Adjusting to Life’s Transitions
Life consists of transitions both large and small. One could argue that transitions are good and bad. I would argue that life would be extremely boring if we never had any transitions. In order to grow and move through life we need to be constantly evolving. Dealing with a physical disability like spinal muscular atrophy can make those life transitions a little more complicated.
Transitions from childhood to teens to adult
From my perspective, I think the hardest transitions tend to be from childhood to the teen years and then early adulthood.
The transitions that disabled people deal with are even more complicated. People with disabilities require extra physical assistance. When we are young children, the extra assistance is not a huge deal. Most young children need assistance with dressing, bathing and using the bathroom. It’s just normal. However as all able-bodied people transition into late adolescents, the assistance they required goes away. Unfortunately the same can’t be said for some of us disabled folks.
Transitions more complex with a disability
If you have read any of my earlier articles I have considered myself rather lucky. The spinal muscular atrophy really didn’t start to take away my independence until my late 20’s early 30’s. However I dealt with the feeling of being different throughout my teen years. Those experiences have made me acutely aware of other teens who require more assistance than I needed during that time in my life. Those transitions become a little more complex.
Hard for young people to see what's ahead
A few years ago I started doing some public speaking and my audience is usually people affected with spinal muscular atrophy. Going into that experience taught me quickly that I can hopefully encourage younger people that they can overcome their spinal muscular atrophy diagnosis. It can be hard for people in that age bracket to think ahead. Rightfully so, we should not have to worry about such heavy issues during this time period.

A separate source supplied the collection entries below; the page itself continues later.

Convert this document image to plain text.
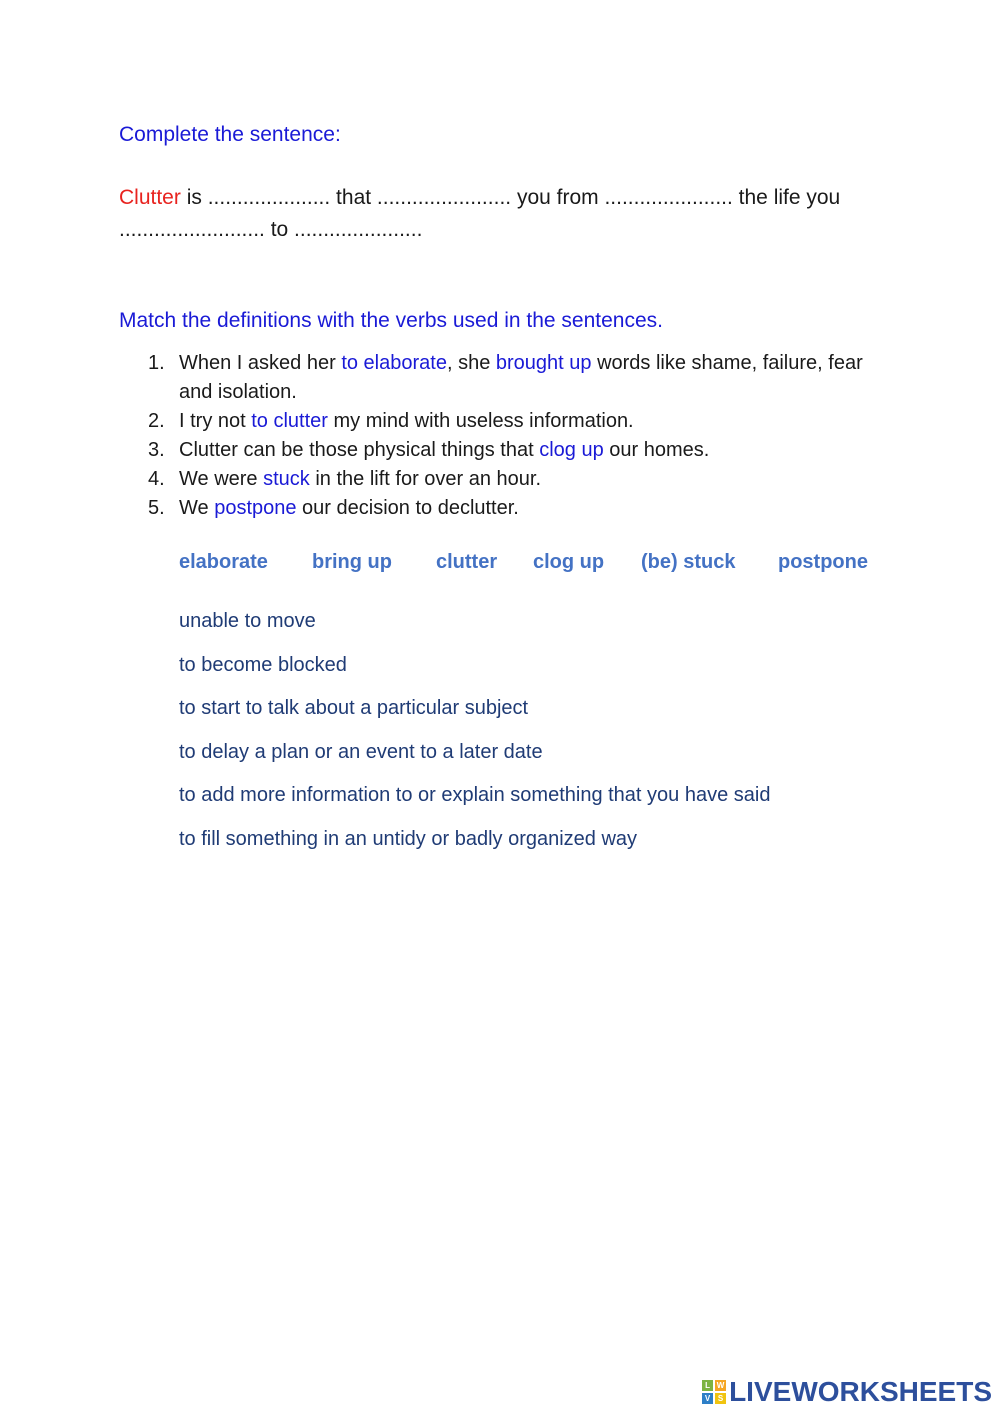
Complete the sentence:
Clutter is ..................... that ....................... you from ...................... the life you
......................... to ......................
Match the definitions with the verbs used in the sentences.
1. When I asked her to elaborate, she brought up words like shame, failure, fear and isolation.
2. I try not to clutter my mind with useless information.
3. Clutter can be those physical things that clog up our homes.
4. We were stuck in the lift for over an hour.
5. We postpone our decision to declutter.
elaborate bring up clutter clog up (be) stuck postpone
unable to move
to become blocked
to start to talk about a particular subject
to delay a plan or an event to a later date
to add more information to or explain something that you have said
to fill something in an untidy or badly organized way
L W
V S LIVEWORKSHEETS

As we get older the hope is that we mature and learn to accept our circumstances. This has been a lifelong lesson for me. When I was in my teen years I dealt with a lot of anger and jealousy because I felt like I was missing out on the experiences many kids my age were having. Looking back now as an adult I have realized that I was my own worst enemy. I was struggling to accept my disability and I ended up shutting people out.
Accepting your disability
This is a warning to my younger readers who are dealing with any physical disability. Learn to accept your disability because the earlier you become more comfortable with your disability you will discover that most people don’t really care about it. These transitions will unfortunately be the most difficult ones that you will deal with. Remember this, everyone your age is struggling with body image and trying to fit in.
Confidence is key
The older you get the easier it will become. That transition will teach you how to be more confident in yourself. Confidence is an important attribute to carry with you. There are many confident disabled people out there. They learned to navigate the transitions of life. We are all capable. Remember to take care of yourself and never give up!